Tuesday, September 2, 2014

Star Gazing

     Because I grew up in the Big Island, I've taken its volcanoes, beaches, waterfalls, scenery, and other attractions for granted, even considering them second-rate at times, but have always regarded its best-in-the-world status for astronomy atop Mauna Kea's summit with some measure of unwarranted pride. Dozens of observatories, white and conspicuous, have popped up through the years like deformed mushrooms on its otherwise dark, bleak, and barren slopes.
     While planning a recent house-sitting trip to Hilo (coincident with my parents' planned trip to Oahu to babysit my nephew), I discovered via Tripadvisor.com that Mauna Kea's Visitor Center is a highly regarded activity, with free nightly star-gazing through telescopes set up outside. Further research revealed that at its 9300 foot elevation, it offers superior in-person viewing than at the 13,800 foot summit due to human physiology that reduces visual acuity at higher altitudes. (As a teen I'd visited the summit during a day field trip to see the telescopes and had suffered elevation sickness that brought on severe headache and drowsiness.  The trip's not recommended for youth and I had no interest in attempting the dangerous drive during our stay but the Visitor Center tantalized—I'd been there a number of times before, always during the day, and had enjoyed its cool brisk air, expansive vistas, and pellucid atmosphere.)
     Being a lover of star gazing, one of my fondest memories ever was sleeping upon a desolate Kohala beach coast with fellow scouters beneath brash, prickly stars on a night so dark I couldn't see my friend an arm's length away. As we talked, one-by-one the stars began falling. Dozens fell in all until we, exhilarated yet exhausted, drifted off to sleep, the salt mist and cool breeze flitting our cheeks.
     The last day of our Hilo stay, then, we ate an early dinner then headed up the slopes. Following a couple leisurely stops, we arrived at our destination at 6:20. The car's thermometer registered 53º—chill compared to Hilo's 73.º Though we'd dressed warm with layers of shirts, jeans, shoes, jacket, and caps, the stiff, steady breeze outside with wind chill near 45º penetrated and made us pine for long underwear, gloves, and scarves.
     A surprising crowd of seventy stretched between the Center and Puu Kaepeamoa, a nearby cinder cone nicknamed Sunset Hill, which we trudged toward, the sun still a couple hand spans above two cinder cones further west. By 6:40, we were part way up Sunset Hill and Deanne, uneasy about proceeding (it was getting ever colder as the breeze blew unrelenting; the trail was unpaved and getter steeper and narrower; we had only three feeble flashlights for a night time descent) said, “I'll wait here with the kids.” With the pause, my legs—fatigued from a late afternoon run—began shivering uncontrollably so I jostled about and said, “I'll have a look for some photos,” and headed up the slope to warm them. Wanting companionship, I invited Braden along and he accepted.
     Thirty yards from hill's peak, the trail got steep, narrow, and slippery, the wind stiffened with occasional gusts, and the nearby edge fell off sharply. Below us the crowd appeared tiny and safe while above us a few outdoorsy and college types marked spots, none at the peak. We watched the sun head for the left side hillock and to prolong its visibility we descended, mirroring its slip between the cleft formed by the two westward mounds—not the unobstructed view I'd have preferred, but plenty pretty enough.

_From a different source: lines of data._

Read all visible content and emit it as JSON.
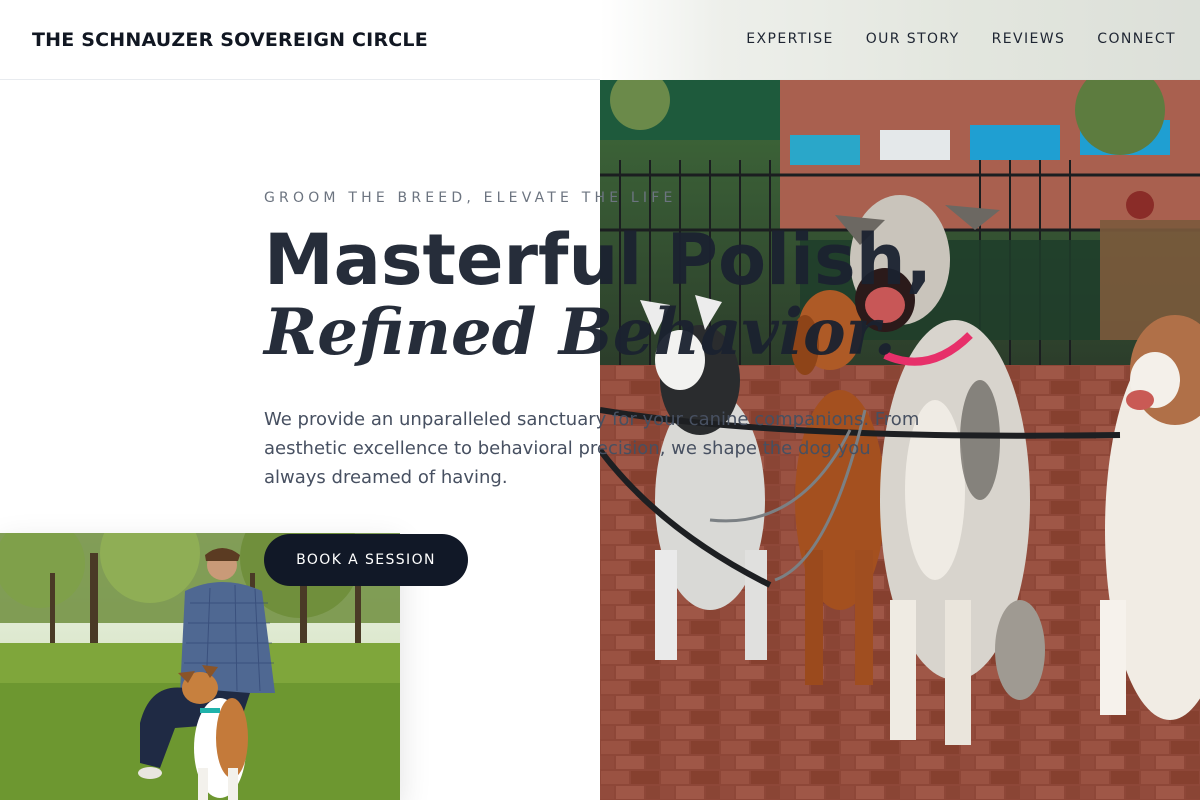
{
  "header": {
    "brand": "THE SCHNAUZER SOVEREIGN CIRCLE",
    "nav": [
      {
        "label": "EXPERTISE"
      },
      {
        "label": "OUR STORY"
      },
      {
        "label": "REVIEWS"
      },
      {
        "label": "CONNECT"
      }
    ]
  },
  "hero": {
    "eyebrow": "GROOM THE BREED, ELEVATE THE LIFE",
    "title_line1": "Masterful Polish,",
    "title_line2": "Refined Behavior.",
    "lede": "We provide an unparalleled sanctuary for your canine companions. From aesthetic excellence to behavioral precision, we shape the dog you always dreamed of having.",
    "cta_label": "BOOK A SESSION"
  },
  "colors": {
    "text_dark": "#1b2230",
    "cta_bg": "#111827",
    "muted": "#6c7480"
  },
  "images": {
    "hero_photo": "dogs-on-leashes-brick-plaza",
    "side_photo": "man-with-dog-in-park"
  }
}
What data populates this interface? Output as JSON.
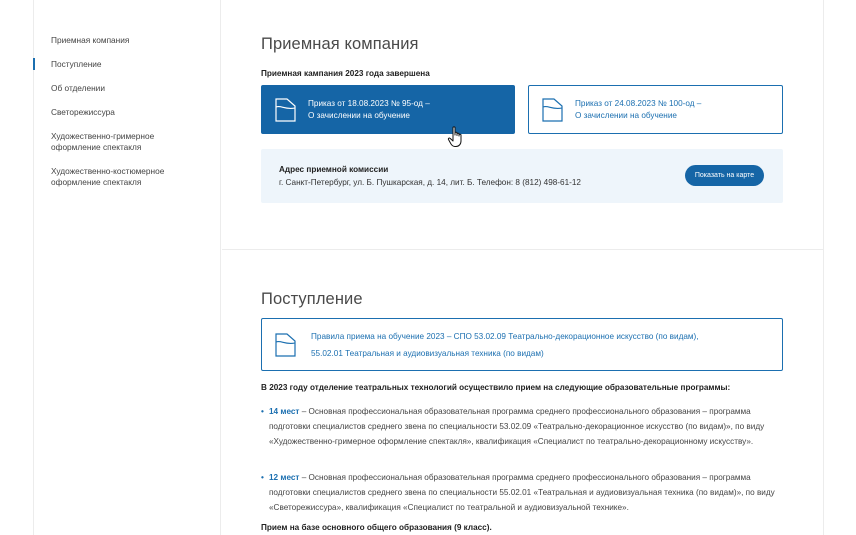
{
  "sidebar": {
    "items": [
      {
        "label": "Приемная компания"
      },
      {
        "label": "Поступление"
      },
      {
        "label": "Об отделении"
      },
      {
        "label": "Светорежиссура"
      },
      {
        "label": "Художественно-гримерное оформление спектакля"
      },
      {
        "label": "Художественно-костюмерное оформление спектакля"
      }
    ],
    "active_item": "Поступление"
  },
  "admission": {
    "title": "Приемная компания",
    "status": "Приемная кампания 2023 года завершена",
    "docs": [
      {
        "line1": "Приказ от 18.08.2023 № 95-од –",
        "line2": "О зачислении на обучение"
      },
      {
        "line1": "Приказ от 24.08.2023 № 100-од –",
        "line2": "О зачислении на обучение"
      }
    ],
    "address": {
      "title": "Адрес приемной комиссии",
      "text": "г. Санкт-Петербург, ул. Б. Пушкарская, д. 14, лит. Б. Телефон: 8 (812) 498-61-12",
      "map_button": "Показать на карте"
    }
  },
  "enrollment": {
    "title": "Поступление",
    "rules": {
      "line1": "Правила приема на обучение 2023 – СПО 53.02.09 Театрально-декорационное искусство (по видам),",
      "line2": "55.02.01 Театральная и аудиовизуальная техника (по видам)"
    },
    "intro": "В 2023 году отделение театральных технологий осуществило прием на следующие образовательные программы:",
    "programs": [
      {
        "count": "14 мест",
        "text": " – Основная профессиональная образовательная программа среднего профессионального образования – программа подготовки специалистов среднего звена по специальности 53.02.09 «Театрально-декорационное искусство (по видам)», по виду «Художественно-гримерное оформление спектакля», квалификация «Специалист по театрально-декорационному искусству»."
      },
      {
        "count": "12 мест",
        "text": " – Основная профессиональная образовательная программа среднего профессионального образования – программа подготовки специалистов среднего звена по специальности 55.02.01 «Театральная и аудиовизуальная техника (по видам)», по виду «Светорежиссура», квалификация «Специалист по театральной и аудиовизуальной технике»."
      }
    ],
    "footer": "Прием на базе основного общего образования (9 класс)."
  },
  "colors": {
    "accent": "#1565a6",
    "accent_text": "#1b6fb0",
    "address_bg": "#eef5fb"
  },
  "icons": {
    "document": "document-icon",
    "cursor": "hand-pointer-icon"
  }
}
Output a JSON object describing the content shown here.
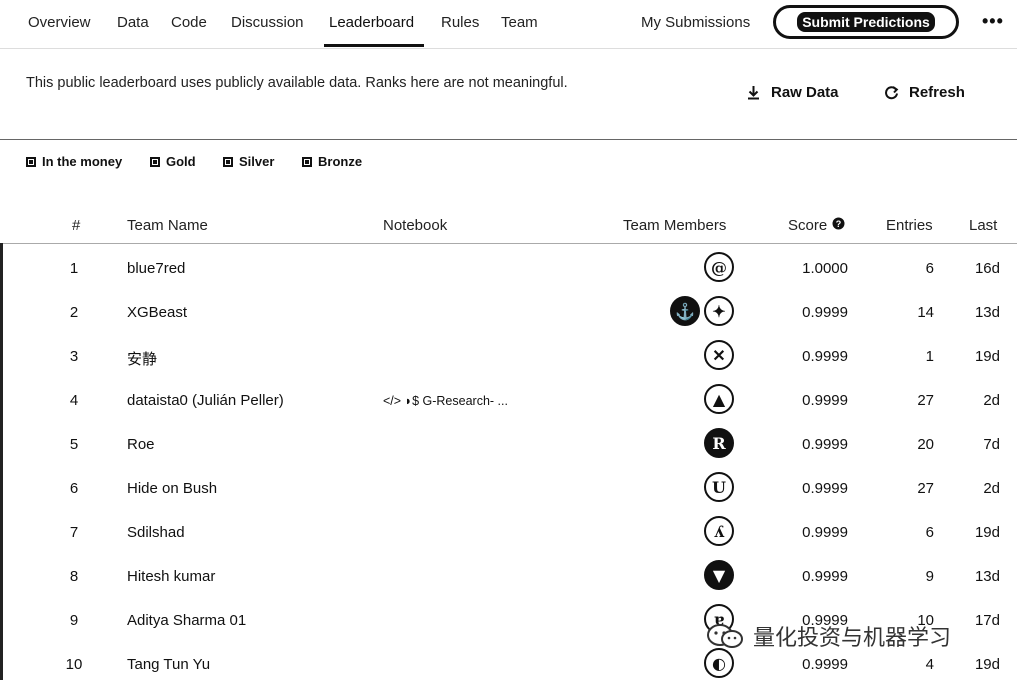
{
  "nav": {
    "tabs": [
      {
        "label": "Overview"
      },
      {
        "label": "Data"
      },
      {
        "label": "Code"
      },
      {
        "label": "Discussion"
      },
      {
        "label": "Leaderboard"
      },
      {
        "label": "Rules"
      },
      {
        "label": "Team"
      }
    ],
    "active_tab": "Leaderboard",
    "my_submissions": "My Submissions",
    "submit": "Submit Predictions",
    "more_icon": "more-horizontal-icon"
  },
  "notice": "This public leaderboard uses publicly available data. Ranks here are not meaningful.",
  "actions": {
    "raw_data": "Raw Data",
    "refresh": "Refresh"
  },
  "legend": [
    "In the money",
    "Gold",
    "Silver",
    "Bronze"
  ],
  "table": {
    "headers": {
      "rank": "#",
      "team": "Team Name",
      "notebook": "Notebook",
      "members": "Team Members",
      "score": "Score",
      "entries": "Entries",
      "last": "Last"
    },
    "rows": [
      {
        "rank": "1",
        "team": "blue7red",
        "notebook": "",
        "avatars": [
          "@"
        ],
        "score": "1.0000",
        "entries": "6",
        "last": "16d"
      },
      {
        "rank": "2",
        "team": "XGBeast",
        "notebook": "",
        "avatars": [
          "⚓",
          "✦"
        ],
        "score": "0.9999",
        "entries": "14",
        "last": "13d"
      },
      {
        "rank": "3",
        "team": "安静",
        "notebook": "",
        "avatars": [
          "✕"
        ],
        "score": "0.9999",
        "entries": "1",
        "last": "19d"
      },
      {
        "rank": "4",
        "team": "dataista0 (Julián Peller)",
        "notebook": "</> ◗$ G-Research- ...",
        "avatars": [
          "▲"
        ],
        "score": "0.9999",
        "entries": "27",
        "last": "2d"
      },
      {
        "rank": "5",
        "team": "Roe",
        "notebook": "",
        "avatars": [
          "R"
        ],
        "score": "0.9999",
        "entries": "20",
        "last": "7d"
      },
      {
        "rank": "6",
        "team": "Hide on Bush",
        "notebook": "",
        "avatars": [
          "U"
        ],
        "score": "0.9999",
        "entries": "27",
        "last": "2d"
      },
      {
        "rank": "7",
        "team": "Sdilshad",
        "notebook": "",
        "avatars": [
          "ʎ"
        ],
        "score": "0.9999",
        "entries": "6",
        "last": "19d"
      },
      {
        "rank": "8",
        "team": "Hitesh kumar",
        "notebook": "",
        "avatars": [
          "▼"
        ],
        "score": "0.9999",
        "entries": "9",
        "last": "13d"
      },
      {
        "rank": "9",
        "team": "Aditya Sharma 01",
        "notebook": "",
        "avatars": [
          "ɐ"
        ],
        "score": "0.9999",
        "entries": "10",
        "last": "17d"
      },
      {
        "rank": "10",
        "team": "Tang Tun Yu",
        "notebook": "",
        "avatars": [
          "◐"
        ],
        "score": "0.9999",
        "entries": "4",
        "last": "19d"
      }
    ]
  },
  "watermark": "量化投资与机器学习"
}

     Of all our children, I've come down hardest on Braden, but in stressful and uncomfortable public situations, I find him a comfort to have around. So we shared a chilled fine time gazing out, snapping photos—both he and I—of the sun's progress and the soothing bands of pastels left behind, fore and aft. Though I'd have loved to have stayed longer to see what would come next we just couldn't bear the increasing cold and shivering, so down we went to meet the others who were just as eager for the warmth of the Visitor Center as we were.
     Even while dusk lingered at 7:30, telescopes were trained on Saturn and a globular cluster, so while most visitors (from around the globe) huddled inside, we took quick peeks: Saturn appeared luminous as an LED—an oblong nickel with an askew hat brim and about that size too compared to the scope's expansive Frisbee-sized view. Jaren said the globular cluster looked like, ”Just a bunch of stars”, to which I agreed.
     There were free hot water and cups set out, so we sipped the scalding liquid and stood near the Center's doorway and took turns ducking in for warmth as we awaited the availability of more scopes to view (five, in a cordoned off area in the parking lot, stood covered and unused.)
     Another two-foot diameter telescope opened post-dusk and we joined the already long line. Our overhead views: a man-made satellite (a fast-moving star-like object); the Milky Way Galaxy clear as hazy gauze stretched thin (I don't recall ever seeing it before as an adult, though I must have, it looked so familiar), Scorpio, spotted by Deanne (we had gone to Imiloa Astronomy Center a few days earlier and learned the constellations during a show at the planetarium); and then a smattering of falling stars.  Though the views made waiting bearable, the motionlessness again chilled my legs and set them shivering, so I hugged Penelope, who was also cold, close from behind, while she hugged Jaren from behind to keep him warm. I told Braden hug me, which he did from behind, then, when Deanne returned from a restroom break, she joined our human train. As a single mass with reduced surface area, our bodies warmed and I wondered how much of it was psychological versus physical? But who cared as long as it worked?
     Jaren viewed Mars first and said “It's just a star,”—it looked so twinkly bright with no red at all. A nebula was “Just a bunch of stars”, which I, too, found disappointing for lack of awe-inspiring cloudy black masses visible in photos.
     By 9:30, only a smattering of visitors remained so a staff-person (they were short-handed) opened up the five remaining telescopes for the public's unattended yet supervised use. Braden and I focused ours on whatever they were pointing at (more stars), then we all headed for home.
     Since we had all seen so many “firsts” that evening and had had fun getting chilled and quivering like Jello, it had been well worth it, the highlight of our Hilo trip that had also included fishing at Lilioukalani Park; visiting Panewa Zoo (where we pet a tame Hawaiian Hawk); petting my cousin's chickens; hiking Akaka and Rainbow Falls; watching Godzilla at Kress Theaters; planting a Koa Tree; sanding my parents oak floors to remove years-old battery acid stains; repairing a cabinet door; washing, polishing, and detailing their van and fixing its wipers blades; and other minor handyman chores—an exhausting, yet excellent stay with plenty of home cooking: steamed ehu with somen salad, ahi sashimi, and a big pot of mom's chili to name a few.